Eccolo il Francesco Marelli in una fotografia spuntata fuori da un libro rimasto chiuso per chissà quanto tempo. Sul retro una data: “18 aprile 1997” e l’indicazione di un luogo: “Civate”, raggiunto – mi ricordo – dopo un lungo cammino con i cagnareschi allievi dell’Artistico in gita “culturale”. É lì e già ha indosso qualcosa di rosso, la barba è però ancora nera e non lunga come ora, sempre il suo sguardo che trasmette simpatia e limpidità di pensiero.
Da quanti anni conosco Francesco Marelli? Da tanti e forse è davvero arrivato il momento di scrivere, per quel che son capace, di lui e dei lavori che crea per i quali mi è sempre venuto da ripetere solo, ma con la più schietta semplicità: “che belli!” o “che bellezza!”.
Non so in quale casella degli odierni, svariati fare artistici si possa sistemare Francesco, né mi interessa saperlo. So solo che ogni sua opera è per me una sorpresa repentina e insolita, una fantasia divagante, un “gioco” di apparente semplicità che diventa subito complesso, al quale siamo invitati, fors’anche trascinati, a partecipare per trovarvi rimembranze, emozioni e suggestioni perdute o, forse, mai vissute.
Sono opere trasgressive? Si forse, “ma con juicio” direbbe Manzoni, perché queste invenzioni di qualità hanno un punto di partenza semplice, conosciuto, ma da questo, che diventa la sua forza, Marelli sa trarre, perfetto creatore-artigiano, forme affondate in un mondo immaginario che vuole far breccia a chi sta davanti per fare intendere un universo autentico e semplice nel quale vale la pena di vivere.
Ho sempre pensato che Marelli sarebbe piaciuto alla congrega degli Scapigliati che vi avrebbero trovato la stessa vena trasgressiva e alternativa che li distingueva dai paludati maestri di Brera, l’Accademia che Francesco ha doverosamente frequentato venendo giù col pullman della Stie da San Lorenzo di Parabiago fino ai palazzoni della grande città. Invece della “Milano da bere” a lui piaceva però l’universo pittoresco e ancora umano delle ultime case di ringhiera e delle osterie affacciate sulle acque pigre dei Navigli dove poteva ascoltare i canti in dialetto, ora nostalgici, ora ironici, intonati da qualche vecchietto. Se ne appropriò con giovanile ardore e diventò un novello Barbapedana, anche lui con lo sguardo bonariamente familiare e il cappello duro tipo Borsalino. Anche in questo campo Francesco si è rivelato impareggiabile e ascoltare le canzoni della ligéra come le sa proporre è vivere serate incomparabili, di quelle che non si vorrebbe finissero mai.

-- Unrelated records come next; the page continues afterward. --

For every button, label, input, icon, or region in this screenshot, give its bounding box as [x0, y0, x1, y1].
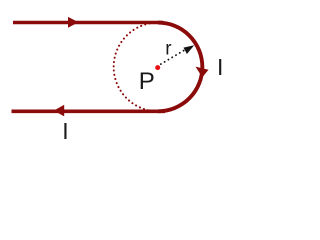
svg-text:r: r — [165, 39, 172, 60]
wire: solid right semicircular bend — [158, 23, 202, 112]
wire: bottom straight segment — [12, 110, 166, 114]
current arrow on bottom wire — [54, 105, 64, 117]
radius arrowhead — [184, 45, 195, 54]
svg-text:I: I — [217, 54, 223, 80]
dotted radius arrow shaft — [161, 50, 185, 64]
center point P (red dot) — [155, 65, 160, 70]
svg-text:P: P — [139, 68, 155, 95]
current arrow on semicircular bend — [196, 67, 209, 78]
wire: top straight segment — [13, 21, 163, 25]
dotted left half of circle — [114, 23, 158, 112]
current arrow on top wire — [68, 17, 79, 28]
svg-text:I: I — [62, 118, 68, 144]
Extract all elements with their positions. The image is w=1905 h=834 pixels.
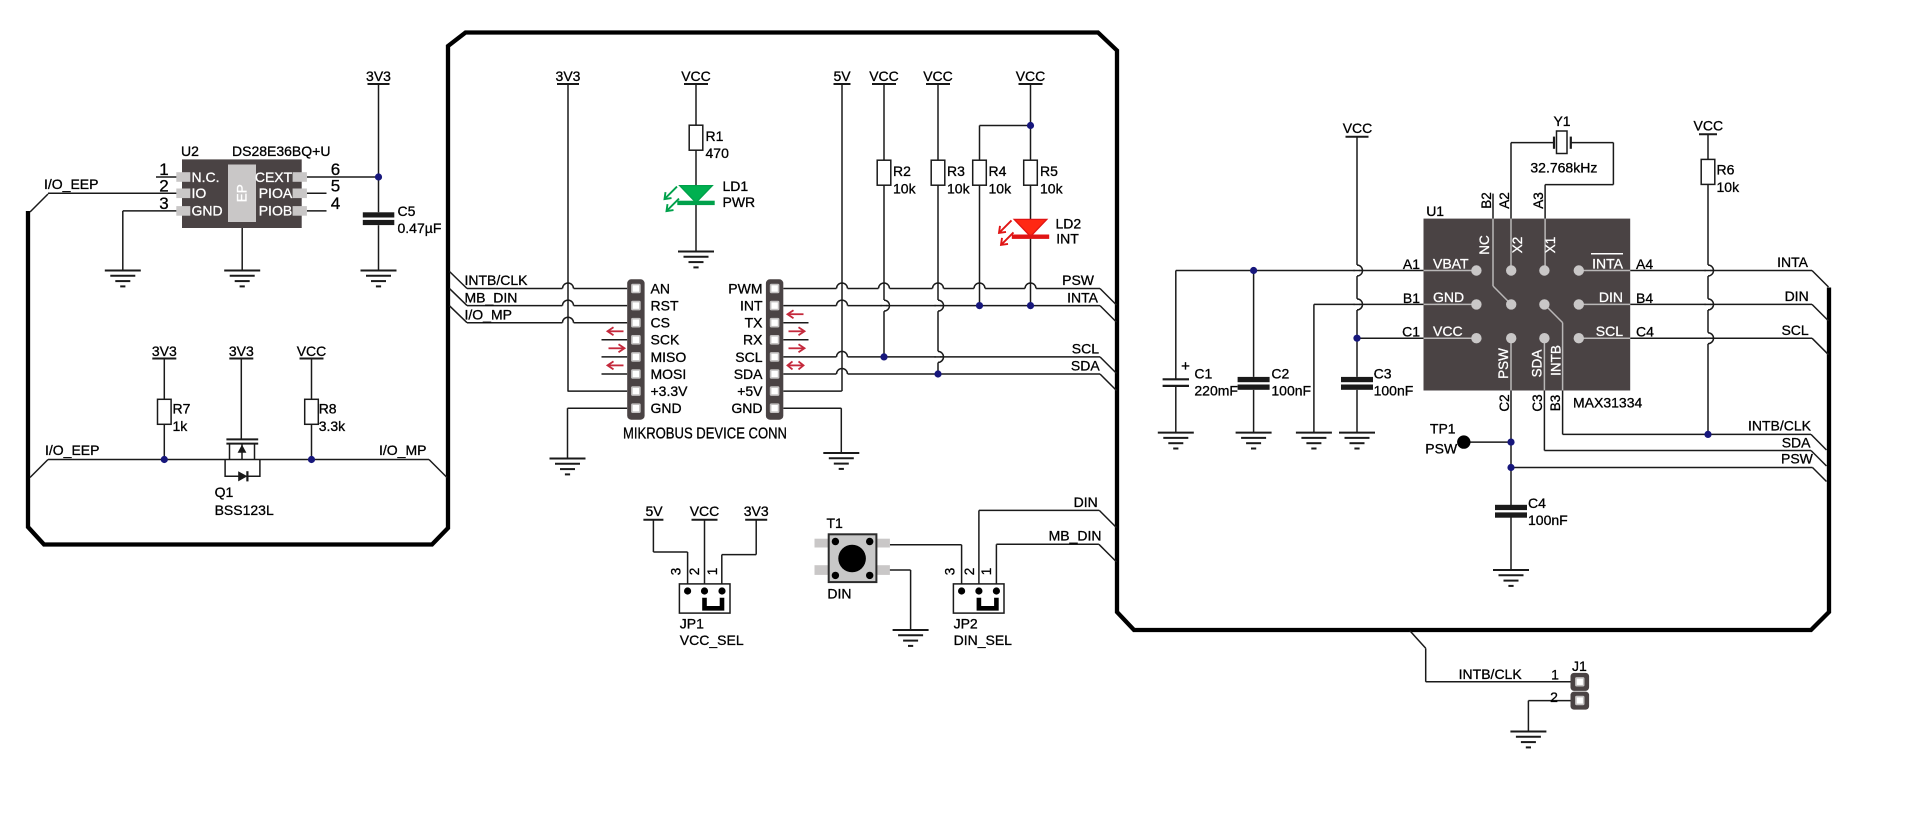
svg-text:VCC: VCC [1694,118,1724,134]
svg-text:J1: J1 [1572,658,1587,674]
svg-text:10k: 10k [1040,181,1064,197]
svg-text:2: 2 [1550,689,1558,705]
svg-text:GND: GND [192,203,223,219]
svg-text:VCC: VCC [690,503,720,519]
svg-text:SDA: SDA [1782,435,1811,451]
svg-text:5: 5 [331,177,340,196]
svg-text:R1: R1 [706,128,724,144]
svg-text:Y1: Y1 [1553,113,1570,129]
svg-text:470: 470 [706,145,730,161]
svg-text:3: 3 [669,568,684,576]
svg-text:R2: R2 [893,163,911,179]
svg-text:DIN: DIN [1599,289,1623,305]
svg-text:5V: 5V [833,68,851,84]
svg-text:0.47µF: 0.47µF [398,220,442,236]
svg-text:SCL: SCL [1596,323,1623,339]
svg-text:DIN: DIN [1785,288,1809,304]
svg-text:1: 1 [1551,667,1559,683]
svg-text:JP1: JP1 [680,616,704,632]
svg-text:MIKROBUS DEVICE CONN: MIKROBUS DEVICE CONN [623,426,787,443]
svg-text:DIN_SEL: DIN_SEL [954,632,1013,648]
svg-text:1k: 1k [173,418,189,434]
svg-text:MB_DIN: MB_DIN [1049,527,1102,543]
svg-text:DIN: DIN [827,586,851,602]
svg-text:B2: B2 [1479,192,1494,209]
svg-text:1: 1 [705,568,720,576]
svg-text:MAX31334: MAX31334 [1573,395,1642,411]
svg-text:SDA: SDA [734,366,763,382]
svg-text:INTB/CLK: INTB/CLK [465,272,529,288]
svg-text:DIN: DIN [1074,494,1098,510]
svg-text:T1: T1 [827,515,844,531]
svg-text:LD2: LD2 [1056,216,1082,232]
svg-text:3.3k: 3.3k [319,418,346,434]
svg-text:B1: B1 [1403,290,1420,306]
svg-text:EP: EP [235,184,250,202]
svg-text:SDA: SDA [1530,350,1545,378]
svg-text:GND: GND [651,400,682,416]
svg-text:C2: C2 [1271,366,1289,382]
svg-text:R7: R7 [173,401,191,417]
svg-text:A2: A2 [1497,192,1512,209]
svg-text:A3: A3 [1531,192,1546,209]
svg-text:R6: R6 [1717,162,1735,178]
svg-text:SCL: SCL [1781,322,1808,338]
svg-text:3V3: 3V3 [152,343,177,359]
svg-text:C5: C5 [398,203,416,219]
svg-text:CEXT: CEXT [255,169,293,185]
svg-text:1: 1 [979,568,994,576]
svg-text:C3: C3 [1530,394,1545,411]
svg-text:C4: C4 [1636,324,1654,340]
svg-text:U1: U1 [1426,203,1444,219]
svg-text:N.C.: N.C. [192,169,220,185]
svg-text:C1: C1 [1194,366,1212,382]
svg-text:A1: A1 [1403,256,1420,272]
svg-text:I/O_EEP: I/O_EEP [44,176,98,192]
svg-text:CS: CS [651,315,670,331]
svg-text:I/O_MP: I/O_MP [379,442,426,458]
svg-text:VCC: VCC [297,343,327,359]
svg-text:+3.3V: +3.3V [651,383,689,399]
svg-text:3V3: 3V3 [556,68,581,84]
svg-text:PWR: PWR [723,194,756,210]
svg-text:220mF: 220mF [1194,383,1238,399]
svg-text:VCC: VCC [923,68,953,84]
svg-text:10k: 10k [893,181,917,197]
svg-text:10k: 10k [1717,179,1741,195]
svg-text:2: 2 [687,568,702,576]
svg-text:R5: R5 [1040,163,1058,179]
svg-text:INTA: INTA [1592,255,1624,271]
svg-text:A4: A4 [1636,256,1653,272]
svg-text:INT: INT [740,298,763,314]
svg-text:PIOA: PIOA [259,185,293,201]
svg-text:32.768kHz: 32.768kHz [1530,160,1597,176]
svg-text:4: 4 [331,194,340,213]
svg-text:GND: GND [731,400,762,416]
svg-text:VCC: VCC [869,68,899,84]
svg-text:INTA: INTA [1777,254,1809,270]
svg-text:AN: AN [651,280,670,296]
svg-text:VCC: VCC [681,68,711,84]
svg-text:PIOB: PIOB [259,203,292,219]
svg-text:3V3: 3V3 [366,68,391,84]
svg-text:B4: B4 [1636,290,1653,306]
svg-text:C1: C1 [1402,324,1420,340]
svg-text:GND: GND [1433,289,1464,305]
svg-text:R8: R8 [319,401,337,417]
svg-text:3: 3 [159,194,168,213]
svg-text:100nF: 100nF [1271,383,1311,399]
svg-text:C2: C2 [1497,394,1512,411]
svg-text:B3: B3 [1548,395,1563,412]
svg-text:INTB: INTB [1549,345,1564,376]
svg-text:VCC: VCC [1343,120,1373,136]
svg-text:SCL: SCL [1072,341,1099,357]
svg-text:10k: 10k [947,181,971,197]
svg-text:INT: INT [1056,231,1079,247]
svg-text:DS28E36BQ+U: DS28E36BQ+U [232,143,330,159]
svg-text:LD1: LD1 [723,178,749,194]
svg-text:MOSI: MOSI [651,366,687,382]
svg-text:X2: X2 [1510,237,1525,254]
svg-text:PWM: PWM [728,280,762,296]
svg-text:VCC: VCC [1016,68,1046,84]
svg-text:PSW: PSW [1781,450,1814,466]
svg-text:I/O_EEP: I/O_EEP [45,442,99,458]
svg-text:Q1: Q1 [215,484,234,500]
svg-text:100nF: 100nF [1528,512,1568,528]
svg-text:JP2: JP2 [954,616,978,632]
svg-text:RST: RST [651,298,679,314]
svg-text:100nF: 100nF [1374,383,1414,399]
svg-text:U2: U2 [181,143,199,159]
svg-text:INTB/CLK: INTB/CLK [1748,417,1812,433]
svg-text:NC: NC [1477,235,1492,255]
svg-text:2: 2 [962,568,977,576]
svg-text:BSS123L: BSS123L [215,502,274,518]
svg-text:5V: 5V [645,503,663,519]
svg-text:PSW: PSW [1496,348,1511,379]
svg-text:SCK: SCK [651,332,680,348]
svg-text:SCL: SCL [735,349,762,365]
svg-text:R3: R3 [947,163,965,179]
svg-text:+5V: +5V [737,383,763,399]
svg-text:3V3: 3V3 [744,503,769,519]
svg-text:3V3: 3V3 [229,343,254,359]
svg-text:PSW: PSW [1062,272,1095,288]
svg-text:VCC: VCC [1433,323,1463,339]
svg-text:VCC_SEL: VCC_SEL [680,632,744,648]
svg-text:10k: 10k [989,181,1013,197]
svg-text:PSW: PSW [1425,441,1458,457]
svg-text:MB_DIN: MB_DIN [465,289,518,305]
svg-text:TX: TX [745,315,764,331]
svg-text:3: 3 [942,568,957,576]
svg-text:VBAT: VBAT [1433,255,1469,271]
svg-text:TP1: TP1 [1430,421,1456,437]
svg-text:SDA: SDA [1071,358,1100,374]
svg-text:INTA: INTA [1067,289,1099,305]
svg-text:RX: RX [743,332,763,348]
svg-text:+: + [1181,358,1190,375]
svg-text:C3: C3 [1374,366,1392,382]
svg-text:IO: IO [192,185,207,201]
svg-text:X1: X1 [1543,237,1558,254]
svg-text:2: 2 [159,177,168,196]
svg-text:I/O_MP: I/O_MP [465,306,512,322]
svg-text:INTB/CLK: INTB/CLK [1459,666,1523,682]
svg-text:MISO: MISO [651,349,687,365]
svg-text:R4: R4 [989,163,1007,179]
svg-text:C4: C4 [1528,495,1546,511]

Davvero un artista a tutto tondo Marelli bravo, come gli Scapigliati di cui sopra, a frequentare diverse espressioni artistiche (io aggiungerei almeno la poesia…) sempre vivendole senza pregiudizi e sempre con fresca immaginazione. Ogni sua mostra è stata, ed è, come una scossa elettrica, una nuova, imprevista sollecitazione. Fu già così quando variava sul tema delle macchine da tortura che comunque non facevano paura, ed è così quando, con un lavorio su stoffe, fili e tessuti sapientemente e amorevolmente connessi, trasforma in forme e oggetti dell’immaginario le spolette, le fusarole e le navette in uso tempo fa nelle tessiture del suo paese. La sua accesa creatività non si ferma proprio mai e le forme di questi oggetti senza apparente significato diventano altro, addirittura vascelli, anche se Wagner qui non c’entra. Infatti Marelli con arguto sorriso li rappresenta come fossero barconi del Naviglio mentre il nero fantasma (o tre addirittura) vi ondeggia sopra come in una pantomima di attori improvvisati.

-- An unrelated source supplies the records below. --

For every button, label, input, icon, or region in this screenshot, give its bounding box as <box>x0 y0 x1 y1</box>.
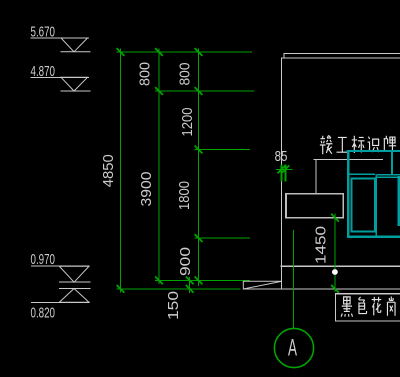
cyan bottom beam <box>347 235 400 238</box>
tick at (198.5,280.4) <box>195 277 203 285</box>
dim line 85 <box>276 168 293 170</box>
dim line 4850 vertical <box>120 49 122 293</box>
sign box side view <box>286 194 343 218</box>
tick at (198.5,238) <box>195 234 203 242</box>
tick 85 left <box>278 165 286 173</box>
elevation 5.670 triangle symbol <box>61 38 90 52</box>
extension line y=288.9 <box>117 288 241 290</box>
label text 黑色花岗 <box>341 297 352 317</box>
tick at (159,91) <box>155 87 163 95</box>
svg-text:85: 85 <box>275 148 288 165</box>
dim line 3900 vertical <box>158 49 160 285</box>
cyan beam lower line <box>377 176 400 178</box>
tick at (189.7,288.9) <box>186 285 194 293</box>
ext line 85 left <box>281 165 283 182</box>
tick at (159,280.4) <box>155 277 163 285</box>
svg-text:0.820: 0.820 <box>31 304 56 321</box>
svg-text:900: 900 <box>177 247 194 276</box>
tick at (120.5,52) <box>117 48 125 56</box>
tick 85 right <box>282 165 290 173</box>
ground top line <box>281 265 400 267</box>
label text 竣工标识牌 <box>320 135 332 154</box>
leader line to bubble A <box>292 230 294 328</box>
cyan beam upper line <box>377 174 400 176</box>
extension line y=91 <box>155 90 254 92</box>
svg-text:1800: 1800 <box>176 181 193 210</box>
tick 1450 bottom <box>331 285 339 293</box>
ext line 85 right <box>284 165 286 182</box>
ground bottom line <box>243 288 400 290</box>
cyan left post <box>347 151 349 238</box>
svg-text:0.970: 0.970 <box>31 251 56 268</box>
cyan right post lower <box>398 176 400 226</box>
label underline <box>314 158 383 160</box>
elevation 4.870 triangle symbol <box>61 77 90 91</box>
elevation 4.870 underline <box>31 76 89 78</box>
elevation 0.970 line <box>32 265 90 267</box>
leader drop line <box>315 159 317 193</box>
svg-text:150: 150 <box>165 291 182 320</box>
extension line y=280.4 <box>155 279 250 281</box>
elevation 0.820 triangle <box>59 289 89 303</box>
svg-text:4850: 4850 <box>100 154 117 187</box>
dim line 1450 <box>334 214 336 293</box>
dim line right chain vertical <box>198 49 200 287</box>
tick at (198.5,52) <box>195 48 203 56</box>
material label box <box>336 294 400 321</box>
grid bubble A circle <box>274 328 313 367</box>
cyan mid vertical <box>375 174 377 236</box>
mid line lower <box>59 288 90 290</box>
coping bottom line <box>281 57 400 59</box>
tick at (159,52) <box>155 48 163 56</box>
tick at (189.7,280.4) <box>186 277 194 285</box>
cyan top line <box>347 150 400 152</box>
svg-text:3900: 3900 <box>138 172 155 207</box>
elevation 0.970 triangle <box>59 266 89 282</box>
cyan inner door rect <box>351 179 374 232</box>
tick 1450 top <box>331 214 339 222</box>
coping edge step <box>283 54 285 58</box>
ramp wedge <box>243 281 281 289</box>
elevation 5.670 underline <box>31 37 89 39</box>
extension line y=149.5 <box>195 149 251 151</box>
extension line y=238 <box>195 237 251 239</box>
tick at (198.5,91) <box>195 87 203 95</box>
grip point dot <box>332 269 338 275</box>
extension line top y=52 <box>117 51 253 53</box>
elevation 0.820 line <box>32 301 90 303</box>
svg-text:A: A <box>288 335 297 362</box>
svg-text:1450: 1450 <box>312 226 329 264</box>
svg-text:800: 800 <box>137 62 154 86</box>
tick at (198.5,149.5) <box>195 146 203 154</box>
cyan mid horizontal <box>348 173 375 175</box>
mid line upper <box>59 281 90 283</box>
wall face vertical <box>280 58 282 289</box>
dim line 150 vertical <box>189 277 191 293</box>
svg-text:800: 800 <box>177 63 194 86</box>
tick at (120.5,288.9) <box>117 285 125 293</box>
coping top line <box>284 53 400 55</box>
cyan right post upper <box>391 151 393 174</box>
svg-text:1200: 1200 <box>179 108 196 137</box>
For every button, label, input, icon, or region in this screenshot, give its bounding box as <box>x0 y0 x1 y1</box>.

Fili, stoffe e tessuti impalpabili sono, soprattutto dopo il recente soggiorno in India da dove ha riportato tinte accese e fresche, i protagonisti degli ultimi lavori ispirati dai “giacigli”, possesso prezioso e geloso dell’uomo che li srotola per stendersi, sentirsi più libero e leggero e, in agognata solitudine, far correre i pensieri. Hanno colori vividi, “offerti dalle erbe e piante. Il giallo della curcuma domina sopra gli altri. Il rosso della cipolla, del sambuco o dei cavoli…” specifica puntuale Francesco.
Chi su uno di questi non vorrebbe sdraiarsi? Mi metto in coda, ma vorrei essere il primo.